The 20-foot-high ‘untouchability wall,’ which collapsed near Nadur village in Mettupalayam in Tamil Nadu’s Coimbatore district in December last year and claimed as many as 17 Dalit lives, has been reconstructed by the resident. The resident got permission from the local municipal authorities to raise the wall which they now call a ‘compound wall.’
Mettupalayam Municipality commissioner S. Sureshkumar confirmed giving permission to build a wall at the same place. However, he rejected claims that the wall is a way to discriminate against Dalits living on the other side.
“It is not a discriminatory wall or untouchability wall, as people would like to call it. After the collapse of the wall last December, the resident did not construct a new wall. Since the resident’s house is located at a steeply location, he sought permission to set up a compound wall. As the place was already a disputed area, we consulted the district collector and gave permission to set up a compound wall at a height of six feet from the ground,” Sureshkumar said.
“The wall might look high because the houses behind the bungalow are about 14 feet below. So, it is obvious the wall looks high. If the resident raises the height above six feet from the ground level, we will definitely take action,” Sureshkumar added.
People from the village are anxious ever since the wall came up again. “Soon after the lockdown ended, they started constructing the wall and finished it before even we could react. We could not concentrate on it because of our livelihood issues post-lockdown. But, we will take it up with the authorities if they continue to increase the height,” said S Sekar, a resident of Nadur village.
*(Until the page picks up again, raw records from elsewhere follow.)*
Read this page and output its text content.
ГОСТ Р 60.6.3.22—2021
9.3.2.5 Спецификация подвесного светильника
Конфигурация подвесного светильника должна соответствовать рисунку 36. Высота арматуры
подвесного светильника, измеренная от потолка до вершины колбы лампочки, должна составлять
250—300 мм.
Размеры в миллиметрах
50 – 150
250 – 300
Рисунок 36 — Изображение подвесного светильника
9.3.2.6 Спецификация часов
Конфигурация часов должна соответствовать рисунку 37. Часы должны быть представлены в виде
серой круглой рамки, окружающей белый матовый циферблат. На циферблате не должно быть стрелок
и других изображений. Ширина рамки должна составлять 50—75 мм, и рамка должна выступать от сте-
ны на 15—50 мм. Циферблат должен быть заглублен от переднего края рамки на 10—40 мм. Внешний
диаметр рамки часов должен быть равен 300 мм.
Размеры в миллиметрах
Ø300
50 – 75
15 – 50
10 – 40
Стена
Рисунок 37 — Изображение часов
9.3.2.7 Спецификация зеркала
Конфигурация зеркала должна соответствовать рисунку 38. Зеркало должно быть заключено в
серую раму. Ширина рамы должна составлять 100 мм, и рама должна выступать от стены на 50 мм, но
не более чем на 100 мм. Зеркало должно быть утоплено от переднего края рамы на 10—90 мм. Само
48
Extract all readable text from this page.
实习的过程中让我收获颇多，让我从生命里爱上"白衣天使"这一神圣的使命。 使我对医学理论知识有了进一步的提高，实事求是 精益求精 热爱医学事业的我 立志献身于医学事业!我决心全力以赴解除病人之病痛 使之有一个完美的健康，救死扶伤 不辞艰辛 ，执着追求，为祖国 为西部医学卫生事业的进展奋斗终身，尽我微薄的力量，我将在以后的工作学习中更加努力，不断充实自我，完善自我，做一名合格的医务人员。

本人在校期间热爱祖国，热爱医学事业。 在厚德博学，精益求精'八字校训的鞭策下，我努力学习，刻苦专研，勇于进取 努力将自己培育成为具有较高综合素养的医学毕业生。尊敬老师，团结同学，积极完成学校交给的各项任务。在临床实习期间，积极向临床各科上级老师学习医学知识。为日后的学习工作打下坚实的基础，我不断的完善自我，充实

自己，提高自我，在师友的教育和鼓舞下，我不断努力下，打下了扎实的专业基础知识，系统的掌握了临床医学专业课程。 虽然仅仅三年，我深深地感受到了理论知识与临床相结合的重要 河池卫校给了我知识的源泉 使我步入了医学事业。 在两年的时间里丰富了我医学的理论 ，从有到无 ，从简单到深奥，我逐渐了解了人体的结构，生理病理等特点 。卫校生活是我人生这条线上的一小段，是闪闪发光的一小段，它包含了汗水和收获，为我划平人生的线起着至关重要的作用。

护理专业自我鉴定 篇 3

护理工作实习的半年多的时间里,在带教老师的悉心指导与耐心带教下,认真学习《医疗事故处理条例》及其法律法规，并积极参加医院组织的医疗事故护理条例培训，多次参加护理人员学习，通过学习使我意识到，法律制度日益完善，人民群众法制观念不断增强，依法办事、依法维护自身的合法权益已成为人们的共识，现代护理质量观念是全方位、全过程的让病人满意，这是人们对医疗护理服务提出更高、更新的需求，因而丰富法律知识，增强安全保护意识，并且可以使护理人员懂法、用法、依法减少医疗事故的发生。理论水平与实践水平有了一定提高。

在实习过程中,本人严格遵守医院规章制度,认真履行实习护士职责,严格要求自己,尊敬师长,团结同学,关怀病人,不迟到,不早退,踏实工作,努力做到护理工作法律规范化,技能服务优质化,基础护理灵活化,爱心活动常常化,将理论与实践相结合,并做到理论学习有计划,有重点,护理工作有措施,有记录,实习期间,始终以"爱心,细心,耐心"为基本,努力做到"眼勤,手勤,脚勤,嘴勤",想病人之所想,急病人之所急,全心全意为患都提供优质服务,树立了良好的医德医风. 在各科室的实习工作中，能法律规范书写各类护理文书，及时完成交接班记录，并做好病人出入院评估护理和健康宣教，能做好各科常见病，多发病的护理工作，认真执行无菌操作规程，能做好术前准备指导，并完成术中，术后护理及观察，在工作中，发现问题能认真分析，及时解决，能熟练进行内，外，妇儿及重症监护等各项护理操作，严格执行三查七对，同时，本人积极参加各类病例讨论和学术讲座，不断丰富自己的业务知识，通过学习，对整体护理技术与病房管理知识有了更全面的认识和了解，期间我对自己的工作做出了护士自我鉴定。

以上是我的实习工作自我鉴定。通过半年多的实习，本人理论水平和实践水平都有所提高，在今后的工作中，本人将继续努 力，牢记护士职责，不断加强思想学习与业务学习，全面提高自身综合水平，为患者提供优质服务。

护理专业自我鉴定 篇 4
The new wall is being rebuilt at the same place where an alleged discriminatory wall (compound wall as claimed by officials) constructed with stones collapsed in the early hours of December 2 and fell on the houses on the other side of the wall, crushing 17 Dalits to death. Though there was a huge outrage over the incident, police did not pay heed to the demands of the people to book the house owner who built the huge unsafe wall.
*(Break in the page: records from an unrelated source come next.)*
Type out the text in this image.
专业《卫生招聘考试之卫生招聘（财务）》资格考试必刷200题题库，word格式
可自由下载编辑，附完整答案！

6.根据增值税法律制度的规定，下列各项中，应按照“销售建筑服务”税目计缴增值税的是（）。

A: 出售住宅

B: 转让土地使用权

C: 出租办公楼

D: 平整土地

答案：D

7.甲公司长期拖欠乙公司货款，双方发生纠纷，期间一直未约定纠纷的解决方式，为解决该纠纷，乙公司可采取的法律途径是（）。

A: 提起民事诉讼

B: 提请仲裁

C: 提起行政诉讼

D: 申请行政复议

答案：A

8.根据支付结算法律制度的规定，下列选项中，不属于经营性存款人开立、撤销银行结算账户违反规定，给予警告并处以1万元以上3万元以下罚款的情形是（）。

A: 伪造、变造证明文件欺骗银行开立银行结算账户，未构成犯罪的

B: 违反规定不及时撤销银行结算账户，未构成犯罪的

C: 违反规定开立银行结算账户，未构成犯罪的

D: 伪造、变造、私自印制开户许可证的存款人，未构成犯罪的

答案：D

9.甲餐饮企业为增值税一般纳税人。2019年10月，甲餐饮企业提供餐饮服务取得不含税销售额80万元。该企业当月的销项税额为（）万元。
Now Dalits have expressed fear that other residents too would increase the height of walls without following safety protocols.
“Only after the intervention of political parties, police and revenue officials, the Caste-Hindus over here accepted to reduce the height of the walls separating us and them. They even blocked the road leading to their streets. But, now when disputed land itself has got the approval from the officials, other caste-Hindus will also take it for granted,” said a resident on condition of anonymity.
A majority of Dalits from the locality chose not to react. Palanisamy, who organised the people during the incident, felt that people have given up since they couldn’t afford to fight against the caste-Hindus.
“They either work in the houses of caste-Hindus or in their farmhouses. So, even the family members of the deceased, who lost their lives in the wall collapse, are not opposing the construction of the new wall,” said Palanisamy, another resident of Nadur village.